If there is no movement of the bell at all when the push is pressed in, take a pocket knife or screw driver, and touch the blade across the push springs. If there is current flowing sparks will be seen when the blade breaks contact between the springs. If there are no sparks, detach the wires from the bell and twist the bare ends together. Then try again for sparks--they may now be very minute. The tongue test is good here.

If current is detected, examine the bell for the defects first mentioned.

But if no current is found at the push now the wires are broken somewhere.

First short circuit the push springs by inserting a knife blade or piece of wire so as to touch both of them. Then touch the two wires at the bell, one to each side wire coming from the magnet coils. If current is up to the bell and the coils are all right, a single stroke should result.

Replace the wires in the binding posts, clean the platinum on both contact screw and armature spring and try the adjustment. Troubles in the bell will be mostly similar to those before mentioned.

If no current has been obtained at either bell or push, and the battery is in good working order, the line must be tested for a cross or break.

If the wires are touching each other (Fig. 35) at some bare spot _S_ between the bell and the battery, it will be shown by the metallic taste upon detaching one wire from the battery and laying it on the tongue _T_, together with another wire _W_ from the disconnected terminal of the battery. The current will travel from the battery to the cross at _S_, then back along the second circuit wire to the tongue and through the short wire to the battery.

If no current is obtained in this way it is probable that the wire is broken.

The easiest way to find this is to take a bell to the battery and connect it between the circuit wires and the battery (Fig. 36).

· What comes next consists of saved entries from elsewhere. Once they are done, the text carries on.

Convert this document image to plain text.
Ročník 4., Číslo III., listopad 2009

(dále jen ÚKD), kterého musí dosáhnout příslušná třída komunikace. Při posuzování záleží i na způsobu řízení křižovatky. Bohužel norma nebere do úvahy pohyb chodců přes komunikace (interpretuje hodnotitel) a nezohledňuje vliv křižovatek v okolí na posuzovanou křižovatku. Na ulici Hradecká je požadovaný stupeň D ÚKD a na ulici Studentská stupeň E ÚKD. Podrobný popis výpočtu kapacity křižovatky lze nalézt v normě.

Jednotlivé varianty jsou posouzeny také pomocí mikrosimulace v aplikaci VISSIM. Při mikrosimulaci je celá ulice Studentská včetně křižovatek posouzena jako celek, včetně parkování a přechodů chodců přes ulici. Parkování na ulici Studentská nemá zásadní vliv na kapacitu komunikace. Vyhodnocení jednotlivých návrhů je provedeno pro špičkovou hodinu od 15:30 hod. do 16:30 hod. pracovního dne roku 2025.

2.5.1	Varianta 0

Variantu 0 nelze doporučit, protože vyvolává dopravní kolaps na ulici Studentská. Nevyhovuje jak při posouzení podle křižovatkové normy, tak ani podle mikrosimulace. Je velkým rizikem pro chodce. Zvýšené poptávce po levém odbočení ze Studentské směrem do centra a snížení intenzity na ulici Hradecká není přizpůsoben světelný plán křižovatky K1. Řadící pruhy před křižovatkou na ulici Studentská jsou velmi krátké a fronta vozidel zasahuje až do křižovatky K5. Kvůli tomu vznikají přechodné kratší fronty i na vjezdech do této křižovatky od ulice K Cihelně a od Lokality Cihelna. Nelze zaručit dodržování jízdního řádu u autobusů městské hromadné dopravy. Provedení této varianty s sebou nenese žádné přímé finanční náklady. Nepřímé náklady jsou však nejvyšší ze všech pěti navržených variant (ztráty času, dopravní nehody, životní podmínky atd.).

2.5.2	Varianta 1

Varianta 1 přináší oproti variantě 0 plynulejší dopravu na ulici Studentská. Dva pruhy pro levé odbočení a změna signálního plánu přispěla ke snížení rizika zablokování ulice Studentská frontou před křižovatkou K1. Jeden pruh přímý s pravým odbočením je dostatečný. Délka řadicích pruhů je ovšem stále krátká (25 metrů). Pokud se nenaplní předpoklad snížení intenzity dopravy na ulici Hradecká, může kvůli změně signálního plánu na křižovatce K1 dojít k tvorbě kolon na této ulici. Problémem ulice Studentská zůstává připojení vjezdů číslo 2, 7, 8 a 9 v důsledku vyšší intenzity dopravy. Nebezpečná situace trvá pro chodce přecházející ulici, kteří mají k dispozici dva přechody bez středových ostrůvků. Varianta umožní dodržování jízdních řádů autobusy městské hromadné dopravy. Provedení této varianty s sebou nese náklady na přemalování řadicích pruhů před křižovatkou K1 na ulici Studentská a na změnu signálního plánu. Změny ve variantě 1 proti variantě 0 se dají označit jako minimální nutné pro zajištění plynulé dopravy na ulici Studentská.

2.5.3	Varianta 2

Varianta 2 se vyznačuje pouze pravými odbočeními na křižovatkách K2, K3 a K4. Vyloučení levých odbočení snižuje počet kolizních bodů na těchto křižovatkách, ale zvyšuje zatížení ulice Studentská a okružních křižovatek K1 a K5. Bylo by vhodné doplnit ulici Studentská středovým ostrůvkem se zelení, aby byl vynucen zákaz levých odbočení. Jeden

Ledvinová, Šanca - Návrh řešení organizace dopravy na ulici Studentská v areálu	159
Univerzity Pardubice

Then with a sharp knife carefully cut away a little piece of the insulation from each wire beyond the bell and battery and short circuit the bared spots with the knife blade _K_. Keep working towards the push. The bell will ring each time at _K K_ until the break _D_ is passed, at _C_ it will not. It becomes an easy matter then to locate it.

If the bell and push are far apart, as in Fig. 37, a break between the push and the bell may be found as shown. With the knife blade _K_ at different points the bell will ring, but after passing the break _D_ it will not ring.

Such simple tests as are here given can be carried out by any one, but far better results will be obtained if the reason for each is first learned.

This can be readily done by a careful study of the diagrams and text.